Suara wanita di tempat suamiku sana, mertuaku yang tiba-tiba sudah ada di Indonesia, lalu apa lagi setelah ini? Kejutan apa lagi yang akan menantiku?

Jika mereka tidak ke Singapura? Lalu mereka kemana selama tiga minggu ini?

Aku mengantar mereka sendiri ke bandara saat itu, dan aku yakin mereka benar-benar berangkat ke Singapura karena dengan mata kepalaku sendiri aku melihat mereka menaiki pesawat itu.

Tapi, kenapa mereka sudah ada di rumah yang ada di Setia Budi? Apa mereka kembali lebih cepat, tanpa sepengetahuanku? Tapi kenapa? Apa tujuannya?

“Pak, jemput saja Mertua saya. Tapi … jangan sampai mereka tahu kalau saya sudah ada di sini,” kataku mengingatkan.

Walau aku ragu, sih. Rasanya tak mungkin juga mertuaku itu akan bertanya pada Pak Kirman yang mereka anggap orang rendahan, karena mertuaku mempunyai sifat yang sama persis dengan suamiku. 

Mereka tidak mau berinteraksi lebih banyak dengan orang-orang yang tidak satu level dengan mereka. Yah, walau begitu aku tetap menyuruh Pak Kirman untuk berjaga-jaga.

“Baik, Bu,” kata Pak Kirman sopan.

“Jangan sampai ada yang tahu, kalau saya sudah pulang ke sini!” kataku lagi menegaskan. ‘’Dan satu lagi, dengarkan apapun pembicaraan mereka, Pak!” pintaku dengan nada memohon.

“Baik, Bu, saya mengerti,” kata Pak Kirman.

Setelahnya tubuh tuanya mulai berlalu pergi meninggalkan cafe ini, aku kembali mengambil ponselku dan berusaha kembali menelepon nomor suamiku. Namun sepertinya ponsel Mas Farhan kembali tidak aktif, aku meremas ponselku dengan kuat.

Apa yang kau lakukan, Mas? Apa yang kau lakukan di belakangku? Hatiku gusar bukan kepalang.

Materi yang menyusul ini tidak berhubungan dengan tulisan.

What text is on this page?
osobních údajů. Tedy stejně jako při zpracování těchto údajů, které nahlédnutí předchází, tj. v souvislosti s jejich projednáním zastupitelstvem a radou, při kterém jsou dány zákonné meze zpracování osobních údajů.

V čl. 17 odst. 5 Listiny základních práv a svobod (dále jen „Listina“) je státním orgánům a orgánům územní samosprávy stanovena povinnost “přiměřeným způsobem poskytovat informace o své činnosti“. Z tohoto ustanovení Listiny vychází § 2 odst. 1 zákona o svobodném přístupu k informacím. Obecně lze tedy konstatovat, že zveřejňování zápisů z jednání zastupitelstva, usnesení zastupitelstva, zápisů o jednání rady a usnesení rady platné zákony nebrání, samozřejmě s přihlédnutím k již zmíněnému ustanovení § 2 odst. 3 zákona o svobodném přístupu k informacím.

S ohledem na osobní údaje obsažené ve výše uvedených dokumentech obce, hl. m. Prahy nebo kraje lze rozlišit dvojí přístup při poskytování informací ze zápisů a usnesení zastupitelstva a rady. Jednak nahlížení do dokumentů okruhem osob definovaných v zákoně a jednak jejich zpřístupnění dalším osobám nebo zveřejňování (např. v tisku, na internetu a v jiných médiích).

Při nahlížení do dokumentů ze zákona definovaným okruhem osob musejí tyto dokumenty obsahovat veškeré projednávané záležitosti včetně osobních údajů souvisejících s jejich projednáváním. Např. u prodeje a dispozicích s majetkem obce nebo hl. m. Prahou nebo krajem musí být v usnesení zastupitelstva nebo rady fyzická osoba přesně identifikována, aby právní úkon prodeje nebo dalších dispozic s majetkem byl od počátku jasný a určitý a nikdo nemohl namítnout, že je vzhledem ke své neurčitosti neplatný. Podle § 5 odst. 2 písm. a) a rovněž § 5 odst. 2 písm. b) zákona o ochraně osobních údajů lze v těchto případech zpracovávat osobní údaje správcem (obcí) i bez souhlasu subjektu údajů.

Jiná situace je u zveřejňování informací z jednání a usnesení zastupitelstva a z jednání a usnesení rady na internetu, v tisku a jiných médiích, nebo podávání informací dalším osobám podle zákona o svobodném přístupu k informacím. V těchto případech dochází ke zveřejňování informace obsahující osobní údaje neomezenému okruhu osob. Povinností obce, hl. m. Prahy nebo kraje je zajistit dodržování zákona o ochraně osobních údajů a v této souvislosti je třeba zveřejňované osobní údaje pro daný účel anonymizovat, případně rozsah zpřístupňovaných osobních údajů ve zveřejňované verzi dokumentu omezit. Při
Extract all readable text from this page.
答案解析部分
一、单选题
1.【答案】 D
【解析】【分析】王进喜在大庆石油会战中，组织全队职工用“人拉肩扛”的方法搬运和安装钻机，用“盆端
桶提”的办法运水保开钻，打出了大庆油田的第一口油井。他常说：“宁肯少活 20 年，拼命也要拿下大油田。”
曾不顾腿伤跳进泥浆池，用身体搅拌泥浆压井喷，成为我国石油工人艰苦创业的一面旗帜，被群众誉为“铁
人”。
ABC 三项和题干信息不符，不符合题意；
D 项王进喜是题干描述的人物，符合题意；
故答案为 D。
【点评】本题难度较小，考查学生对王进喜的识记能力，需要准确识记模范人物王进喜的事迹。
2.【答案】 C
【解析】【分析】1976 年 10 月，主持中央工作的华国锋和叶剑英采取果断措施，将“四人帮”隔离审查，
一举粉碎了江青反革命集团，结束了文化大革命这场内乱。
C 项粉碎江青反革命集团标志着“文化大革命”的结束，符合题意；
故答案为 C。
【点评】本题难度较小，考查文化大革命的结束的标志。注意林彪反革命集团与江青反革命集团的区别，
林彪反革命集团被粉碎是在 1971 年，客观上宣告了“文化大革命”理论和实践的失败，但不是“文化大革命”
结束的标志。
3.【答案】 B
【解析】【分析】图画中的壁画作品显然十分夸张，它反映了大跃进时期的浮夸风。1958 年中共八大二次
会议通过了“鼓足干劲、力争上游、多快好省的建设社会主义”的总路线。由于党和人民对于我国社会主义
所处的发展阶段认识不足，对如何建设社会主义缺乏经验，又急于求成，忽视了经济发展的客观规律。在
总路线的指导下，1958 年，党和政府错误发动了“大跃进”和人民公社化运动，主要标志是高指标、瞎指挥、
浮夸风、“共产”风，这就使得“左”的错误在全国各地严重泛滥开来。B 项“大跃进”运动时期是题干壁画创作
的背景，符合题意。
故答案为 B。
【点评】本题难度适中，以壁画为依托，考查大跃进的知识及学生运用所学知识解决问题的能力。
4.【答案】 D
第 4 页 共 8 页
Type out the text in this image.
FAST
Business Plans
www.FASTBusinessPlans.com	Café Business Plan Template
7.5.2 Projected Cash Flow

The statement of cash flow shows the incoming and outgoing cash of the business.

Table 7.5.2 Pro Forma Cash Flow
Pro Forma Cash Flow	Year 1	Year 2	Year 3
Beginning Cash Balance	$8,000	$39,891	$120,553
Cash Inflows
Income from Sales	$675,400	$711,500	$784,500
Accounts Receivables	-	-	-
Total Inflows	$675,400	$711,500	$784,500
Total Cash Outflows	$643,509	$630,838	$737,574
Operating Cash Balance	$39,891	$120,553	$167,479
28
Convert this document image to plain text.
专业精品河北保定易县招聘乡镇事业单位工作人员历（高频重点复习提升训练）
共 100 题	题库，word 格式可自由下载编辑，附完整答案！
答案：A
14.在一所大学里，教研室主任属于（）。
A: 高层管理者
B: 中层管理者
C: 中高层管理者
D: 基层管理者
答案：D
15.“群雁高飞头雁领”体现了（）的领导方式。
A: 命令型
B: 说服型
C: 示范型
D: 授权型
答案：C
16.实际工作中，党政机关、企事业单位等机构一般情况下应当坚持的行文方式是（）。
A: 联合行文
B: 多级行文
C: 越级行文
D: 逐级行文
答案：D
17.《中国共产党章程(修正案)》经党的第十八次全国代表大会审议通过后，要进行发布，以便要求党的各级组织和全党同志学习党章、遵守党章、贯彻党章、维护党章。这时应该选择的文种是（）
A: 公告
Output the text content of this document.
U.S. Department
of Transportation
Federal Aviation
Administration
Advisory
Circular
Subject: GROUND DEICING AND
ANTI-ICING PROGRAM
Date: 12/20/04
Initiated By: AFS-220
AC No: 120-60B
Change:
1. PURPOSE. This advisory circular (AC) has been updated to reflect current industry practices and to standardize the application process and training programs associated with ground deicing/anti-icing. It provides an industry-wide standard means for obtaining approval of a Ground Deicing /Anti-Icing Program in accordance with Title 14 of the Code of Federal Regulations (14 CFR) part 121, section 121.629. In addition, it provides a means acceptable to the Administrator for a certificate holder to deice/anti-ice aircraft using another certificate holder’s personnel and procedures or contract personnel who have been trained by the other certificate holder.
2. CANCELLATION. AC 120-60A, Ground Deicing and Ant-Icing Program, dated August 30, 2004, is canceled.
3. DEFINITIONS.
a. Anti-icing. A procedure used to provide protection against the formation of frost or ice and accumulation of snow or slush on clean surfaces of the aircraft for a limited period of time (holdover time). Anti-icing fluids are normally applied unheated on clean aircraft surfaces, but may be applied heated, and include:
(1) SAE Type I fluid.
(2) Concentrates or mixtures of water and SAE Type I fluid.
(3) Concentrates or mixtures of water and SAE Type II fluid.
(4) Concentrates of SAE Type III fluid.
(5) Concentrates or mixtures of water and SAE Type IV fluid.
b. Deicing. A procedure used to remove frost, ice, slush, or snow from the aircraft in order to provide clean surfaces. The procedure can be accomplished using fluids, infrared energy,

Astaghfirullah, Ya Allah. Kenapa berat sekali cobaan yang kau berikan? Apakah aku mampu?

Ting! 

Suara ponsel ku terdengar, panggilan masuk. Aku segera mengangkatnya saat melihat Arca lah yang menelepon, pas sekali karena ceritanya tadi belum selesai.

[Assalamualaikum, Aya. Kamu baik-baik saja?] Suara Arca terdengar panik di seberang sana.

"Waalaikumsalam, aku baik-baik saja," kataku mencoba terdengar biasa.

[Aku khawatir sekali, karena kamu sambungan telepon kita tiba-tiba saja mati] kata Arca. [Dan setelahnya malah kamu enggak bisa dihubungi] katanya lagi.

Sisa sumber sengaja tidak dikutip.